Obsédés par l’idée de la répartition équitable des richesses
et par la satisfaction collective des besoins, les socialistes sont d’ailleurs
assez peu préoccupés par le niveau de la production, d’où des possibilités non
nulles de pénurie. Mais il s’agit avant tout de faire « l’éducation politique des masses ». À ce titre,
ils ont « bien travaillé pour
préparer l’avènement du totalitarisme ». Le planisme y contribue « en nous privant de tout choix pour
nous accorder, au moment voulu, ce que le plan prévoit ». (Chapitre
VII, pages 68 à 76)
Pour qui ? Éducation
vs propagande
Compte tenu de ce qui précède, Hayek établit que dans le
régime de concurrence, l’homme qui part de zéro a moins de chance d’acquérir
une grande richesse que l’homme qui bénéficie d’un héritage, mais qu’il peut y
parvenir, et d’autant mieux que ce résultat ne dépend pas des faveurs des
autorités. Dans la société planifiée, le même ne pourra améliorer sa situation
qu’en influençant en sa faveur ceux qui détiennent le pouvoir. Il en découle
alors que toute question économique ou sociale devient politique, sa solution
dépendant de « qui fait des
plans pour qui ».
Comme l’idéal de redistribution selon une égalité parfaite
est difficile à mettre en œuvre, il se transforme en recherche d’une plus
grande équité et devient flou, car il suppose d’évaluer les mérites comparés
des différents groupes sociaux. La seule idée qui vient à l’esprit du planiste
consiste alors à prendre aux riches autant que possible, mais ça ne résout pas
la question du « pour qui
? » Quel groupe imposera son idéal aux autres ?

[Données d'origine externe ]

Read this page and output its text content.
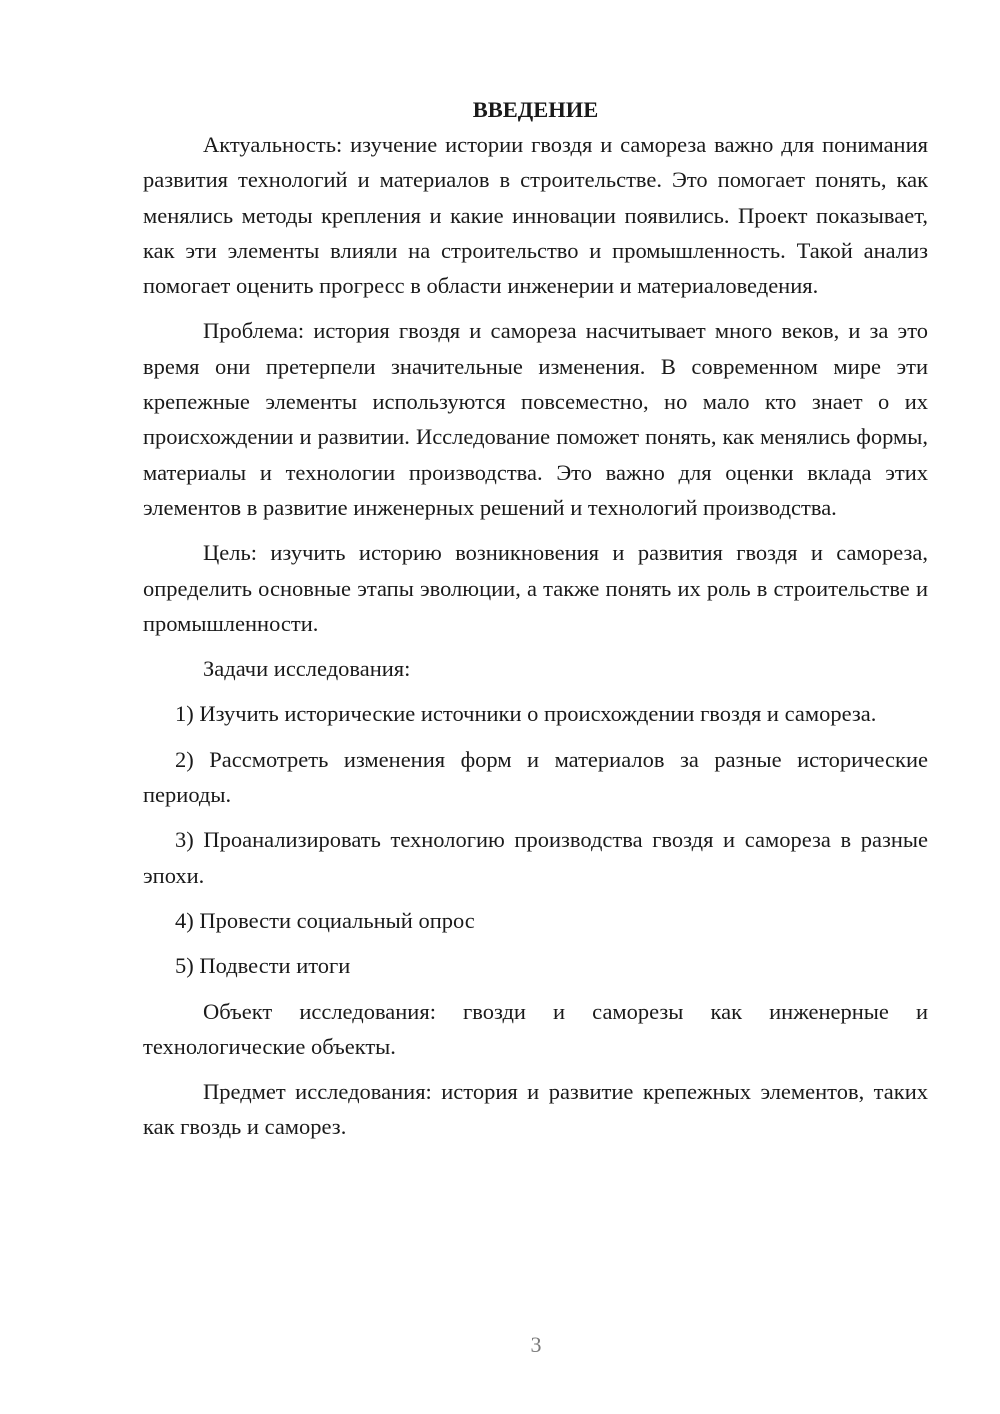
ВВЕДЕНИЕ

Актуальность: изучение истории гвоздя и самореза важно для понимания развития технологий и материалов в строительстве. Это помогает понять, как менялись методы крепления и какие инновации появились. Проект показывает, как эти элементы влияли на строительство и промышленность. Такой анализ помогает оценить прогресс в области инженерии и материаловедения.

Проблема: история гвоздя и самореза насчитывает много веков, и за это время они претерпели значительные изменения. В современном мире эти крепежные элементы используются повсеместно, но мало кто знает о их происхождении и развитии. Исследование поможет понять, как менялись формы, материалы и технологии производства. Это важно для оценки вклада этих элементов в развитие инженерных решений и технологий производства.

Цель: изучить историю возникновения и развития гвоздя и самореза, определить основные этапы эволюции, а также понять их роль в строительстве и промышленности.

Задачи исследования:

1) Изучить исторические источники о происхождении гвоздя и самореза.

2) Рассмотреть изменения форм и материалов за разные исторические периоды.

3) Проанализировать технологию производства гвоздя и самореза в разные эпохи.

4) Провести социальный опрос

5) Подвести итоги

Объект исследования: гвозди и саморезы как инженерные и технологические объекты.

Предмет исследования: история и развитие крепежных элементов, таких как гвоздь и саморез.

3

Le planisme doit donc insuffler « des principes communs portant sur des valeurs
essentielles ». L’éducation était censée y pourvoir, mais la
connaissance à elle seule ne pousse pas à adopter de nouvelles valeurs. Seule la
propagande peut y parvenir et les socialistes ne se sont pas privés d’y
avoir recours. Les fascistes et les nazis n’ont fait que récupérer les
structures totalitaires établies antérieurement en Italie et en
Allemagne. L’établissement d’une opinion commune est d’autant plus facile
à réaliser que le pouvoir peut s’appuyer sur un groupe défini, en l’occurrence
les ouvriers. Chacun se rend compte que sa situation s’améliorera s’il peut
appartenir à un groupe capable d’influencer les autorités. (Chapitre VIII, Pour
qui ? pages 77 à 88)
Conclusion
intermédiaire
« La meilleure chance de bonheur que le monde ait
jamais entrevue a été gâchée parce que la passion de l’égalité a détruit
l’espoir de la liberté. » Lord Acton,
cité par Hayek en exergue de son chapitre VIII.